UK Mid-Caps See Growth Ahead, According Edison Investment Research Survey
A recent Edison business confidence survey of more than 200 mid-cap UK listed companies of up to c £2bn in market value reveals that, despite a grim domestic outlook, most are confident about the outlook for their own businesses and are looking to make an acquisition over the coming year.
However, the survey notes that some are concerned about the state of the UK equity markets to facilitate ambitions. Confidence in raising finance from the public equity markets remains fragile at best, just as most businesses are adjusting to operating in a global low growth environment.
Most businesses expect flat growth or even a retraction in the UK, with just 30% of companies expecting growth. The prospects in Europe look even gloomier where just 26% expect growth. Expectations for Asia remain comparatively stronger, with 42% confident of growth, ahead of the next-best regional performer, the US, with 32%.
The survey’s key findings for the next 12 months are:
- 65% hope to make, or are highly confident of making, an acquisition.
- 66% are positive or very positive about the outlook for their business.
- Only 20% expect to carry out an equity fund raising.
- 72% expect to, or are highly likely to, increase both capital expenditure and headcount.
- Asia is the region where most growth is expected amid a global slowdown.
- Post the Davis report into gender diversity at UK board level: o 36% state gender is not an issue to take into consideration;
- 26% have yet to make any changes board level;
- 26% already have female representation so it is not an issue; and
- 12% have either hired a female board member or are taking steps to hire.

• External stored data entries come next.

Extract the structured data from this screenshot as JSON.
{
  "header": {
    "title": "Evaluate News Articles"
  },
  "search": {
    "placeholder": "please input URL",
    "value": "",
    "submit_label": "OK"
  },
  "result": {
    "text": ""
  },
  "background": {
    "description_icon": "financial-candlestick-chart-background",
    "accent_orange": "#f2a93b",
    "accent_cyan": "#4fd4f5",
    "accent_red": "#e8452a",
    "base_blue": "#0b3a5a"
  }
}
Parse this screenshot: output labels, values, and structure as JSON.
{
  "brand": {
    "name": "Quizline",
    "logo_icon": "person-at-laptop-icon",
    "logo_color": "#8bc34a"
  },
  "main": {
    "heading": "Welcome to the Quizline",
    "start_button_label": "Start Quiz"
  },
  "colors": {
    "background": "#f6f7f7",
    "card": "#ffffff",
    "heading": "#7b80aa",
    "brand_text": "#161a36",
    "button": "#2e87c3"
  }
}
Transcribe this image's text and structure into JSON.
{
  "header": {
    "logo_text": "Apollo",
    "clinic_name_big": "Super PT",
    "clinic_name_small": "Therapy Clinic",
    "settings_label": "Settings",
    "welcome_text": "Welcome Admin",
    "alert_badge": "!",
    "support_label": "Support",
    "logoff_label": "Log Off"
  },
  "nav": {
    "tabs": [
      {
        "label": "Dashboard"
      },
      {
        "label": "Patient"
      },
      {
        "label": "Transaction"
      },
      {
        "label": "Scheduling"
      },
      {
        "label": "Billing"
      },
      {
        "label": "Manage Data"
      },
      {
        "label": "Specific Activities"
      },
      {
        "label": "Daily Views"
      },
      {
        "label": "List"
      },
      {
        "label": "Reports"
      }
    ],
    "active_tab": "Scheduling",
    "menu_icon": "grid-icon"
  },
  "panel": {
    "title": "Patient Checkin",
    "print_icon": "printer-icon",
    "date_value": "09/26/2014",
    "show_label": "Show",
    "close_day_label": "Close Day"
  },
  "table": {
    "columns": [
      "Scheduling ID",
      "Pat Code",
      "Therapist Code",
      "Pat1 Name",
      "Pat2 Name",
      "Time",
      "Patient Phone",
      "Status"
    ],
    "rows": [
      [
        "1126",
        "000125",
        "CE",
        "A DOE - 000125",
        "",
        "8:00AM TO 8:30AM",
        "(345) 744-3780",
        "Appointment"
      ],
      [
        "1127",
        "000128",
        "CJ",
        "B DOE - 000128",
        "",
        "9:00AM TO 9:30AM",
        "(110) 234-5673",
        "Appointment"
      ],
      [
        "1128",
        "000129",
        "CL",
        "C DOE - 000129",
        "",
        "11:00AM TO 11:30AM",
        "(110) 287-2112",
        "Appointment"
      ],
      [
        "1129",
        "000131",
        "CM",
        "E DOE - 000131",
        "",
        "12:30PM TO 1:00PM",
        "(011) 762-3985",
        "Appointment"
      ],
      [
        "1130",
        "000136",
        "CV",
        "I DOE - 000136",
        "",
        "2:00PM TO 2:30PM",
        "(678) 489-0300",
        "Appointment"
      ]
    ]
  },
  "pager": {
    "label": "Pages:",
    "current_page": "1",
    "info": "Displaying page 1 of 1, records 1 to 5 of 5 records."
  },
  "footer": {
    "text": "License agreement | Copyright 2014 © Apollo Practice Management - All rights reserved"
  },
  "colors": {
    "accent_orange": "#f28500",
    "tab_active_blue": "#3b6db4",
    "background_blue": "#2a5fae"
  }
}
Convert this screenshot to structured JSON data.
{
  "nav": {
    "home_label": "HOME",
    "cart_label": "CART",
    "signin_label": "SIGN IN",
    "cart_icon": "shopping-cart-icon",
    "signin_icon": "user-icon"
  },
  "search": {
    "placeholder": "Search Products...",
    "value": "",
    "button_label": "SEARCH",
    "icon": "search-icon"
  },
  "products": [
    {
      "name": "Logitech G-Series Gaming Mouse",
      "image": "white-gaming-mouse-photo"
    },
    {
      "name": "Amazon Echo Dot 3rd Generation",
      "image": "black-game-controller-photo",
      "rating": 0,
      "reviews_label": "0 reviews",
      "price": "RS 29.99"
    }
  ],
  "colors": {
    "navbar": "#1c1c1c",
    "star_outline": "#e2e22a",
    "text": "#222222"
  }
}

Fraser Thorne, Managing Director at Edison Investment Research commented: “Despite the gloom about global growth prospects, UK plc seems remarkably sanguine about its own prospects for growth. After three years of balance sheet rebuilding companies are looking to go back on the acquisition trail and we are already seeing evidence of that, particularly in the mid-cap market of £100m-2bn, and with M&A activity already higher in sectors such as pharmaceuticals and industrials.
Of particular interest for boards is the finding that most companies look set to continue to shun the public markets for accessing finance. There is renewed confidence in restarting investment for growth – either by upping capital expenditure or by general staffing increases – but company boards are increasingly turning to alternative forms of finance for funding. Conversations we have with directors indicate that, while corporate bonds may for some larger companies be making a comeback, small- and mid-cap quoted companies are prepared to look for alternative sources including private client family offices, while some are considering crowd funding, a route currently in vogue only for start-ups.
While the debate rages in public circles about increasing gender diversity at board level for the FTSE 100, we are just beginning to see some grass-roots changes to reform board representation. But with economic uncertainties remaining a primary focus, we do not foresee this issue moving high up the corporate agenda for many mid-caps in the short term.”
The survey was carried out between the end of June and beginning of July 2012 and most businesses surveyed had market values between £100m an £500m.